Carnival season is a time for music and revelry, and not just in Brazil. In Cape Verde, some musicians want to show that Brazil's famous carnival rhythms also have roots in Africa's musical history. Phuong Tran attended a rehearsal with musicians in Praia, Cape Verde, and files this VOA report.
This Brazilian singer, Paola, and a group of Cape Verdean musicians headed by Pericles Barros, have been rehearsing every night for the past week.
Barros says his band, Prasamba -- a mix of the name of the capital, Praia, and the Brazilian rhythm, samba -- is the first in the country to blend Cape Verdean instruments with Brazilian rhythms.
"It is new among us in Praia. We play Cape Verdean music with the Brazilian beats," he said. "I don't know, which came first. Our rhythm, or the samba rhythm. Samba came from African rhythms."
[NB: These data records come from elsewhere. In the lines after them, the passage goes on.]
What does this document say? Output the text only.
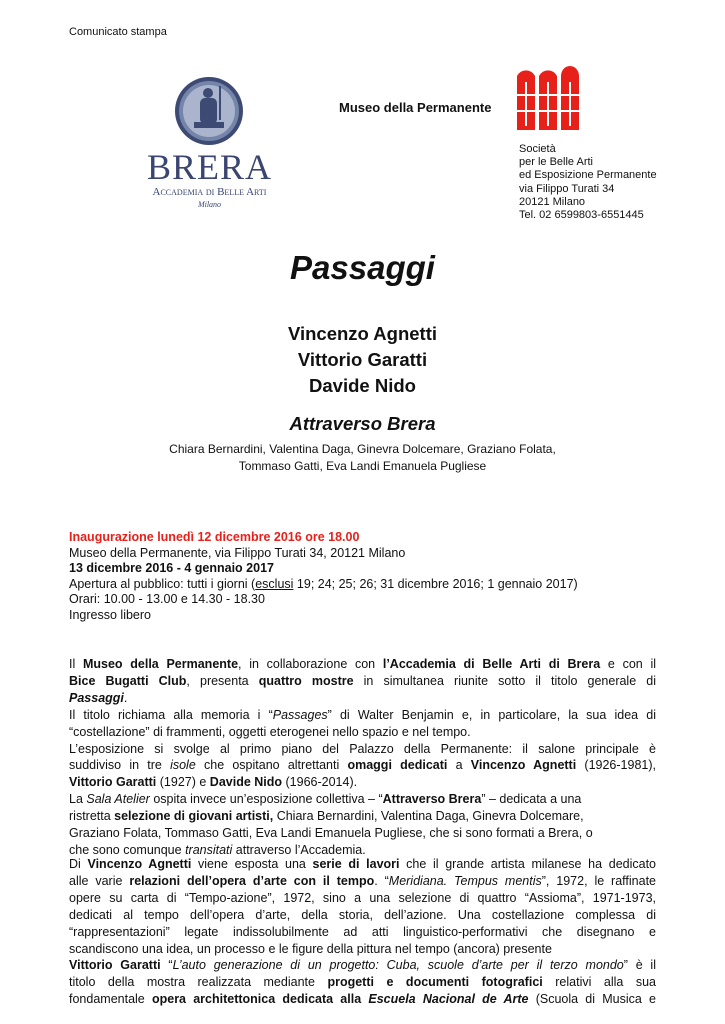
Comunicato stampa
BRERA
Accademia di Belle Arti
Milano
Museo della Permanente
Società
per le Belle Arti
ed Esposizione Permanente
via Filippo Turati 34
20121 Milano
Tel. 02 6599803-6551445
Passaggi
Vincenzo Agnetti
Vittorio Garatti
Davide Nido
Attraverso Brera
Chiara Bernardini, Valentina Daga, Ginevra Dolcemare, Graziano Folata,
Tommaso Gatti, Eva Landi Emanuela Pugliese
Inaugurazione lunedì 12 dicembre 2016 ore 18.00
Museo della Permanente, via Filippo Turati 34, 20121 Milano
13 dicembre 2016 - 4 gennaio 2017
Apertura al pubblico: tutti i giorni (esclusi 19; 24; 25; 26; 31 dicembre 2016; 1 gennaio 2017)
Orari: 10.00 - 13.00 e 14.30 - 18.30
Ingresso libero
Il Museo della Permanente, in collaborazione con l’Accademia di Belle Arti di Brera e con il
Bice Bugatti Club, presenta quattro mostre in simultanea riunite sotto il titolo generale di
Passaggi.
Il titolo richiama alla memoria i “Passages” di Walter Benjamin e, in particolare, la sua idea di
“costellazione” di frammenti, oggetti eterogenei nello spazio e nel tempo.
L’esposizione si svolge al primo piano del Palazzo della Permanente: il salone principale è
suddiviso in tre isole che ospitano altrettanti omaggi dedicati a Vincenzo Agnetti (1926-1981),
Vittorio Garatti (1927) e Davide Nido (1966-2014).
La Sala Atelier ospita invece un’esposizione collettiva – “Attraverso Brera” – dedicata a una
ristretta selezione di giovani artisti, Chiara Bernardini, Valentina Daga, Ginevra Dolcemare,
Graziano Folata, Tommaso Gatti, Eva Landi Emanuela Pugliese, che si sono formati a Brera, o
che sono comunque transitati attraverso l’Accademia.
Di Vincenzo Agnetti viene esposta una serie di lavori che il grande artista milanese ha dedicato
alle varie relazioni dell’opera d’arte con il tempo. “Meridiana. Tempus mentis”, 1972, le raffinate
opere su carta di “Tempo-azione”, 1972, sino a una selezione di quattro “Assioma”, 1971-1973,
dedicati al tempo dell’opera d’arte, della storia, dell’azione. Una costellazione complessa di
“rappresentazioni” legate indissolubilmente ad atti linguistico-performativi che disegnano e
scandiscono una idea, un processo e le figure della pittura nel tempo (ancora) presente
Vittorio Garatti “L’auto generazione di un progetto: Cuba, scuole d’arte per il terzo mondo” è il
titolo della mostra realizzata mediante progetti e documenti fotografici relativi alla sua
fondamentale opera architettonica dedicata alla Escuela Nacional de Arte (Scuola di Musica e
Cape Verdean music often has instruments such as the cimboa, a stringed instrument played with a bow and the cavaquinho, a small guitar. Both are also used in Brazilian music.
Barros dismisses critics of his band's style.
"Some people think it is not very nice to adulterate Cape Verdean music with Brazilian music, but we do not have any barriers in our musical expression," he said.
"We emphasize our roots, but we acquire and we adopt other musical languages that [have] been developed, mainly in Brazil. We think it is part of us out there, so we [bring] it all together and we play pagode," he continued.
Pagode is a Brazilian style of music that comes from Brazilian samba and blends African rhythms. Popular in Brazil as party music, Barros wants to see it spread in Cape Verde.
"Lots of percussion, lots of tambores, lots of instruments like this. It comes from Brazil, but we have pagode in Cape Verde. It is the same thing," explained Barros.
Prasamba starts performing Saturday, and will continue through the two weeks of carnival celebrations that take place mostly on Mindelo and Sao Vicente, two of Cape Verde's islands.